Indudablemente el Poder Ejecutivo a través de los últimos hechos conocidos ha decidido implementar un accionar de las fuerzas policiales, donde no existan limitaciones para ejercer el poder represivo, alterando el principio constitucional de la igualdad ante la ley y privilegiando en todos los casos la versión de los hechos que produzcan esas fuerzas, en todos los casos  en los que les toque intervenir. Pareciera que esa nueva doctrina se nutre de criterios de permisividad, donde cuentan las interpretaciones no los hechos, y sin esperar las pruebas que acrediten como fueron los mismos, se proceda a ejercer una improcedente defensa de las fuerzas de seguridad porque ellas tienen prima-facie el monopolio de la verdad.

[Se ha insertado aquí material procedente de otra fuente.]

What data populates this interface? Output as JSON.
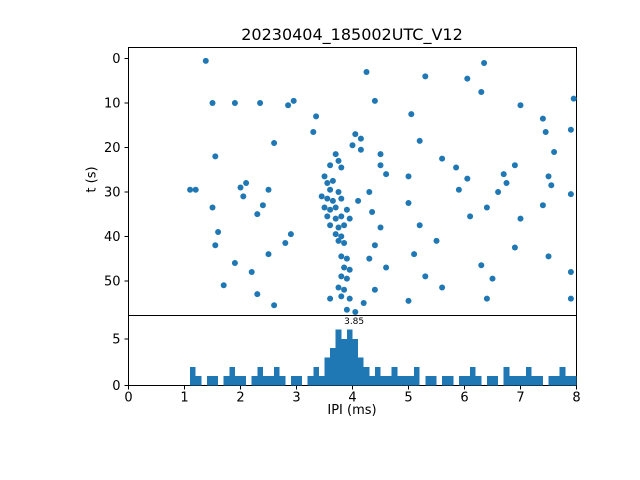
{
  "figure": {
    "title": "20230404_185002UTC_V12",
    "xlabel": "IPI (ms)",
    "ylabel_top": "t (s)"
  },
  "chart_data": [
    {
      "type": "scatter",
      "title": "20230404_185002UTC_V12",
      "xlabel": "IPI (ms)",
      "ylabel": "t (s)",
      "xlim": [
        0,
        8
      ],
      "ylim": [
        57.8,
        -2.5
      ],
      "y_inverted": true,
      "x_ticks": [
        0,
        1,
        2,
        3,
        4,
        5,
        6,
        7,
        8
      ],
      "y_ticks": [
        0,
        10,
        20,
        30,
        40,
        50
      ],
      "marker_color": "#1f77b4",
      "points": [
        [
          1.38,
          0.5
        ],
        [
          6.35,
          1.0
        ],
        [
          4.25,
          3.0
        ],
        [
          5.3,
          4.0
        ],
        [
          6.05,
          4.5
        ],
        [
          6.3,
          7.5
        ],
        [
          7.95,
          9.0
        ],
        [
          1.5,
          10.0
        ],
        [
          1.9,
          10.0
        ],
        [
          2.35,
          10.0
        ],
        [
          2.85,
          10.5
        ],
        [
          2.95,
          9.5
        ],
        [
          4.4,
          9.5
        ],
        [
          7.0,
          10.5
        ],
        [
          3.35,
          13.0
        ],
        [
          5.05,
          12.5
        ],
        [
          7.4,
          13.5
        ],
        [
          3.3,
          16.5
        ],
        [
          4.05,
          17.0
        ],
        [
          4.15,
          18.0
        ],
        [
          2.6,
          19.0
        ],
        [
          5.2,
          18.5
        ],
        [
          7.45,
          16.5
        ],
        [
          7.9,
          16.0
        ],
        [
          4.0,
          19.5
        ],
        [
          4.15,
          20.5
        ],
        [
          3.7,
          21.5
        ],
        [
          3.75,
          23.0
        ],
        [
          1.55,
          22.0
        ],
        [
          4.5,
          21.5
        ],
        [
          5.6,
          22.5
        ],
        [
          7.6,
          21.0
        ],
        [
          3.6,
          24.0
        ],
        [
          3.8,
          24.5
        ],
        [
          4.5,
          24.0
        ],
        [
          5.85,
          24.5
        ],
        [
          6.9,
          24.0
        ],
        [
          1.1,
          29.5
        ],
        [
          1.2,
          29.5
        ],
        [
          2.1,
          28.0
        ],
        [
          3.5,
          26.5
        ],
        [
          3.55,
          28.0
        ],
        [
          3.65,
          27.5
        ],
        [
          4.6,
          26.0
        ],
        [
          5.0,
          26.5
        ],
        [
          6.05,
          27.0
        ],
        [
          6.7,
          26.0
        ],
        [
          6.75,
          28.0
        ],
        [
          7.5,
          26.5
        ],
        [
          7.55,
          28.5
        ],
        [
          2.0,
          29.0
        ],
        [
          2.5,
          29.5
        ],
        [
          3.6,
          29.5
        ],
        [
          3.75,
          30.0
        ],
        [
          4.3,
          30.0
        ],
        [
          5.9,
          29.5
        ],
        [
          6.6,
          30.0
        ],
        [
          7.9,
          30.5
        ],
        [
          2.05,
          31.0
        ],
        [
          3.45,
          31.0
        ],
        [
          3.55,
          31.5
        ],
        [
          3.65,
          32.0
        ],
        [
          3.8,
          31.5
        ],
        [
          4.1,
          32.0
        ],
        [
          5.0,
          32.5
        ],
        [
          1.5,
          33.5
        ],
        [
          2.4,
          33.0
        ],
        [
          3.5,
          33.5
        ],
        [
          3.6,
          34.0
        ],
        [
          3.7,
          33.5
        ],
        [
          3.9,
          34.0
        ],
        [
          4.35,
          34.5
        ],
        [
          6.4,
          33.5
        ],
        [
          7.4,
          33.0
        ],
        [
          2.3,
          35.0
        ],
        [
          3.55,
          35.5
        ],
        [
          3.7,
          36.0
        ],
        [
          3.8,
          35.5
        ],
        [
          3.95,
          36.0
        ],
        [
          6.1,
          35.5
        ],
        [
          7.0,
          36.0
        ],
        [
          3.6,
          37.5
        ],
        [
          3.75,
          38.0
        ],
        [
          3.85,
          37.5
        ],
        [
          4.5,
          38.0
        ],
        [
          5.2,
          37.5
        ],
        [
          1.6,
          39.0
        ],
        [
          2.9,
          39.5
        ],
        [
          3.7,
          39.5
        ],
        [
          3.8,
          40.0
        ],
        [
          1.55,
          42.0
        ],
        [
          2.8,
          41.5
        ],
        [
          3.75,
          41.0
        ],
        [
          3.85,
          41.5
        ],
        [
          4.4,
          42.0
        ],
        [
          5.5,
          41.0
        ],
        [
          6.9,
          42.5
        ],
        [
          2.5,
          44.0
        ],
        [
          3.8,
          44.5
        ],
        [
          3.9,
          45.0
        ],
        [
          4.3,
          45.0
        ],
        [
          5.1,
          44.0
        ],
        [
          7.5,
          44.5
        ],
        [
          1.9,
          46.0
        ],
        [
          3.85,
          47.0
        ],
        [
          3.95,
          47.5
        ],
        [
          4.6,
          47.0
        ],
        [
          6.3,
          46.5
        ],
        [
          2.2,
          48.0
        ],
        [
          3.8,
          49.0
        ],
        [
          3.9,
          49.5
        ],
        [
          5.3,
          49.0
        ],
        [
          6.5,
          49.5
        ],
        [
          7.9,
          48.0
        ],
        [
          1.7,
          51.0
        ],
        [
          3.75,
          51.5
        ],
        [
          3.85,
          52.0
        ],
        [
          4.4,
          52.0
        ],
        [
          5.6,
          51.5
        ],
        [
          2.3,
          53.0
        ],
        [
          3.6,
          54.0
        ],
        [
          3.8,
          53.5
        ],
        [
          3.95,
          54.0
        ],
        [
          4.2,
          55.0
        ],
        [
          5.0,
          54.5
        ],
        [
          6.4,
          54.0
        ],
        [
          2.6,
          55.5
        ],
        [
          7.9,
          54.0
        ],
        [
          3.9,
          56.5
        ],
        [
          4.05,
          57.0
        ]
      ]
    },
    {
      "type": "bar",
      "xlabel": "IPI (ms)",
      "xlim": [
        0,
        8
      ],
      "ylim": [
        0,
        7.5
      ],
      "x_ticks": [
        0,
        1,
        2,
        3,
        4,
        5,
        6,
        7,
        8
      ],
      "y_ticks": [
        0,
        5
      ],
      "bar_color": "#1f77b4",
      "bin_start": 0,
      "bin_width": 0.1,
      "values": [
        0,
        0,
        0,
        0,
        0,
        0,
        0,
        0,
        0,
        0,
        0,
        2,
        1,
        0,
        1,
        1,
        0,
        1,
        2,
        1,
        1,
        0,
        1,
        2,
        1,
        1,
        2,
        1,
        0,
        1,
        1,
        0,
        1,
        2,
        1,
        3,
        4,
        6,
        5,
        6,
        5,
        3,
        2,
        1,
        2,
        1,
        1,
        2,
        1,
        1,
        1,
        2,
        0,
        1,
        1,
        0,
        1,
        1,
        0,
        1,
        1,
        2,
        1,
        0,
        1,
        1,
        0,
        2,
        1,
        1,
        1,
        2,
        1,
        1,
        0,
        1,
        1,
        2,
        1,
        1
      ],
      "annotation": {
        "text": "3.85",
        "x": 3.85,
        "y": 6.6
      }
    }
  ]
}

Las oscuras y todavía no aclaradas circunstancias en las que murió Santiago Maldonado, la muerte de Rafael Nahuel, baleado por la espalda en oportunidad de acciones ejercidas por la  Prefectura Nacional, son hechos constitutivos de una política de seguridad, donde solo juega la arbitrariedad y se le otorga la potestad de hacer justicia al que reprime, aunque en sus procedimientos no se ajusten a las normas legales  que regulan los mismos. Al respecto cabe consignar que en los archivos de la Coordinadora contra la represión policial (CORREPI) existen constancias, que solamente en el año 2017 el 44% de las muertes por parte de las fuerzas policiales corresponden a casos de gatillo fácil, ya que la mayoría de los que son asesinados reciben disparos por el cuello, el tórax o la cabeza a muy corta distancia a personas que están probadamente desarmadas.

La resolución de la ministra de Seguridad, se inscribe en su defensa de lo actuado por el policía Chocobar, y constituye un ejemplo  de cuál es la consideración que les merece a los funcionarios del Poder Ejecutivo, las decisiones de otro poder del Estado, cuando no coinciden con lo que ellos estiman de cómo se debe proceder. Es un jalón más en la zaga de ilegalidades que últimamente resultan habituales y son inaceptables en un estado de derecho. A la ignorancia sobre cuestiones elementales de la ley penal y de las normas procesales, se suma una torpeza discursiva y fundamentalmente la intención deliberada de infringir la ley sobre la base de criterios doctrinarios que solo ellos conocen, y que según la ministra Bullrich se están elaborando. Quizás supongan que alterando los fundamentos del orden público,   podrán imponer una nueva forma de perseguir a cualquier ciudadano, que se crea con derecho a ejercer el derecho constitucional de expresarse permitiendo a las fuerzas de seguridad ejercer su accionar, sin limitación alguna.